To extend the reach of the brand, the WWF partnered with DiC Entertainment and CBS in the fall of 1985 and bestowed upon us one of the most most loved and cherished cartoons of all time.  Well, they COULD have, instead they gave us two seasons and 26 episodes of Hulk Hogan’s Rock ‘n’ Wrestling from September of 85 to December of 86, with reruns lasting through June of 1987.  Each episode was 30 minutes long and had live-action sketches mixed around the animated segments.  Ordinarily this wouldn’t be that big of a deal and, in fact, should have been a plus, but, because of their travel schedules, the wrestlers whose likenesses were in the cartoon weren’t able to record the voices for their characters.  This resulted in, for the most part, two jarringly different sounding voices within moments of one another.  The closest voice was Hulk himself who was voiced by Brad Garrett who would become Ray’s brother on Everybody Loves Raymond but was, at the time, just doing voice over work.  As a side note, The Junkyard Dog was voiced by James Avery who would go onto become “Uncle Phil” on The Fresh Prince of Bel-Air. Most interestingly, it was Cyndi Lauper, along with her then manger-boyfriend Dave Wolff, who came up with the concept of the show and would sometimes appear as herself in the episodes.

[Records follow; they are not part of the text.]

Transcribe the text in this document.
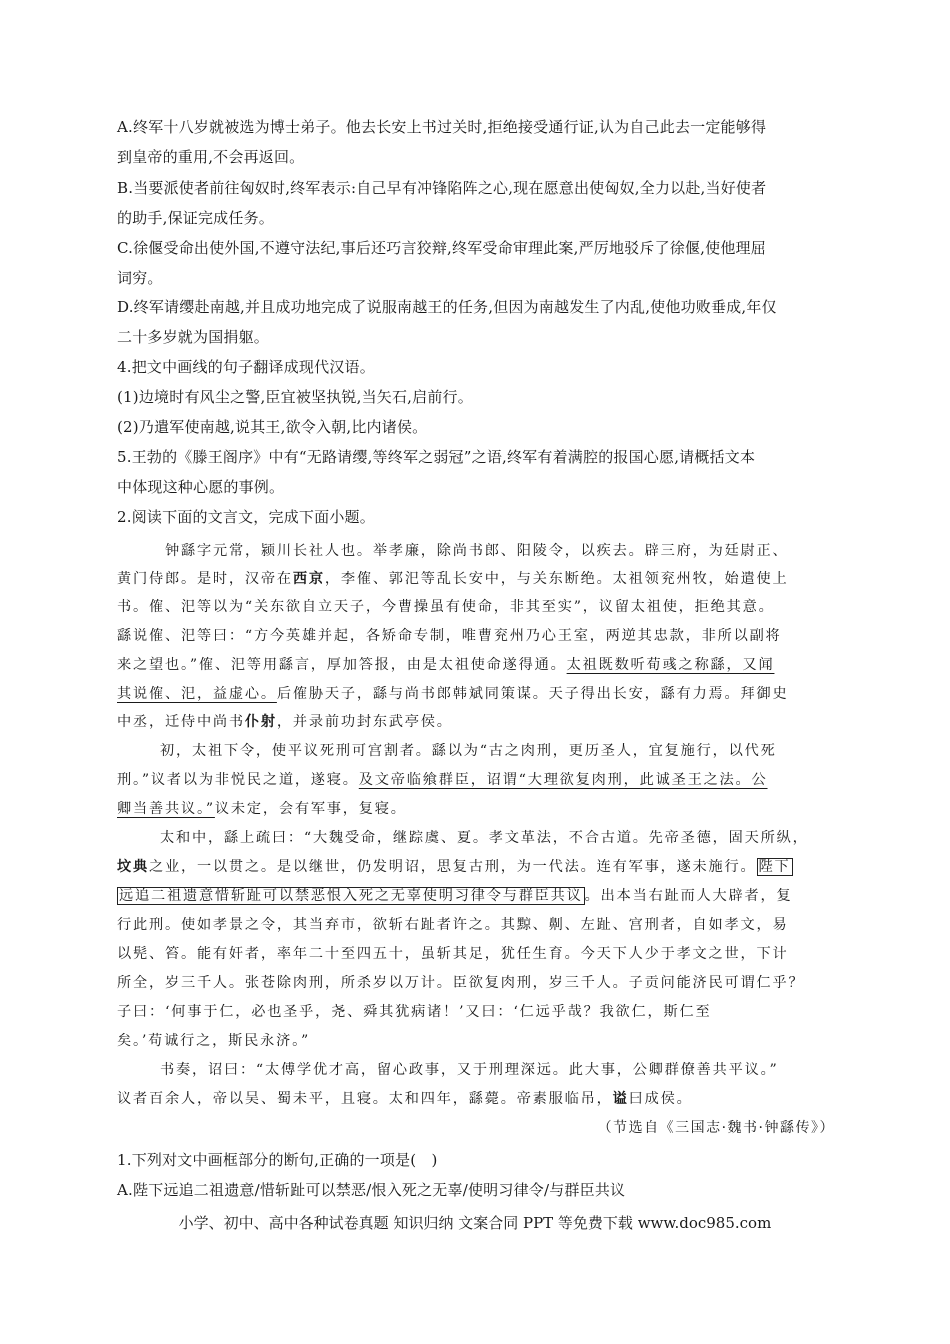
A.终军十八岁就被选为博士弟子。他去长安上书过关时,拒绝接受通行证,认为自己此去一定能够得
到皇帝的重用,不会再返回。
B.当要派使者前往匈奴时,终军表示:自己早有冲锋陷阵之心,现在愿意出使匈奴,全力以赴,当好使者
的助手,保证完成任务。
C.徐偃受命出使外国,不遵守法纪,事后还巧言狡辩,终军受命审理此案,严厉地驳斥了徐偃,使他理屈
词穷。
D.终军请缨赴南越,并且成功地完成了说服南越王的任务,但因为南越发生了内乱,使他功败垂成,年仅
二十多岁就为国捐躯。
4.把文中画线的句子翻译成现代汉语。
(1)边境时有风尘之警,臣宜被坚执锐,当矢石,启前行。
(2)乃遣军使南越,说其王,欲令入朝,比内诸侯。
5.王勃的《滕王阁序》中有“无路请缨,等终军之弱冠”之语,终军有着满腔的报国心愿,请概括文本
中体现这种心愿的事例。
2.阅读下面的文言文，完成下面小题。
钟繇字元常，颍川长社人也。举孝廉，除尚书郎、阳陵令，以疾去。辟三府，为廷尉正、
黄门侍郎。是时，汉帝在西京，李傕、郭汜等乱长安中，与关东断绝。太祖领兖州牧，始遣使上
书。傕、汜等以为“关东欲自立天子，今曹操虽有使命，非其至实”，议留太祖使，拒绝其意。
繇说傕、汜等曰：“方今英雄并起，各矫命专制，唯曹兖州乃心王室，两逆其忠款，非所以副将
来之望也。”傕、汜等用繇言，厚加答报，由是太祖使命遂得通。太祖既数听荀彧之称繇，又闻
其说傕、汜，益虚心。后傕胁天子，繇与尚书郎韩斌同策谋。天子得出长安，繇有力焉。拜御史
中丞，迁侍中尚书仆射，并录前功封东武亭侯。
初，太祖下令，使平议死刑可宫割者。繇以为“古之肉刑，更历圣人，宜复施行，以代死
刑。”议者以为非悦民之道，遂寝。及文帝临飨群臣，诏谓“大理欲复肉刑，此诚圣王之法。公
卿当善共议。”议未定，会有军事，复寝。
太和中，繇上疏曰：“大魏受命，继踪虞、夏。孝文革法，不合古道。先帝圣德，固天所纵，
坟典之业，一以贯之。是以继世，仍发明诏，思复古刑，为一代法。连有军事，遂未施行。 陛下
远追二祖遗意惜斩趾可以禁恶恨入死之无辜使明习律令与群臣共议 。出本当右趾而人大辟者，复
行此刑。使如孝景之令，其当弃市，欲斩右趾者许之。其黥、劓、左趾、宫刑者，自如孝文，易
以髡、笞。能有奸者，率年二十至四五十，虽斩其足，犹任生育。今天下人少于孝文之世，下计
所全，岁三千人。张苍除肉刑，所杀岁以万计。臣欲复肉刑，岁三千人。子贡问能济民可谓仁乎？
子曰：‘何事于仁，必也圣乎，尧、舜其犹病诸！’又曰：‘仁远乎哉？我欲仁，斯仁至
矣。’苟诚行之，斯民永济。”
书奏，诏曰：“太傅学优才高，留心政事，又于刑理深远。此大事，公卿群僚善共平议。”
议者百余人，帝以吴、蜀未平，且寝。太和四年，繇薨。帝素服临吊，谥曰成侯。
（节选自《三国志·魏书·钟繇传》）
1.下列对文中画框部分的断句,正确的一项是(　)
A.陛下远追二祖遗意/惜斩趾可以禁恶/恨入死之无辜/使明习律令/与群臣共议
小学、初中、高中各种试卷真题 知识归纳 文案合同 PPT 等免费下载 www.doc985.com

The episodes themselves followed two factions – the good guys (led by Hulk Hogan and included the aforementioned Junkyard Dog,  Captain Lou Albano, Andre The Giant, Hillbilly Jim, Jimmy "Superfly" Snuka, Tito Santana, and Wendi Richter) and the bad guys (who were made up of “Rowdy” Roddy Piper,  Nikolia Volkoff, The Iron Sheik, Mr. Fuji, Big John Studd, and The Fabulous Moolah) as  they encountered situations that would sometimes force both sides into working together. Naturally, once the crisis was resolved, the bad guys would go back to their selfish ways.  But usually it was just Roddy and his pals being the fly in Hulk’s ointment. A live action segment would wrap things up wherein we’d usually get our lesson of the day delivered to us from “Mean” Gene Okerlund and the Hulkster himself. The other sketches would generally be either a comedic skit or a montage of wrestling action with a popular song running over it.   
The series in unavailable aside from long out-of-print VHS tapes and videos on YouTube. Rock ‘n’ Wrestling is entertaining enough as a curiosity and any fan of old-school wrestling deserves to watch at least one episode, but it’s best served as a relic from a bygone era.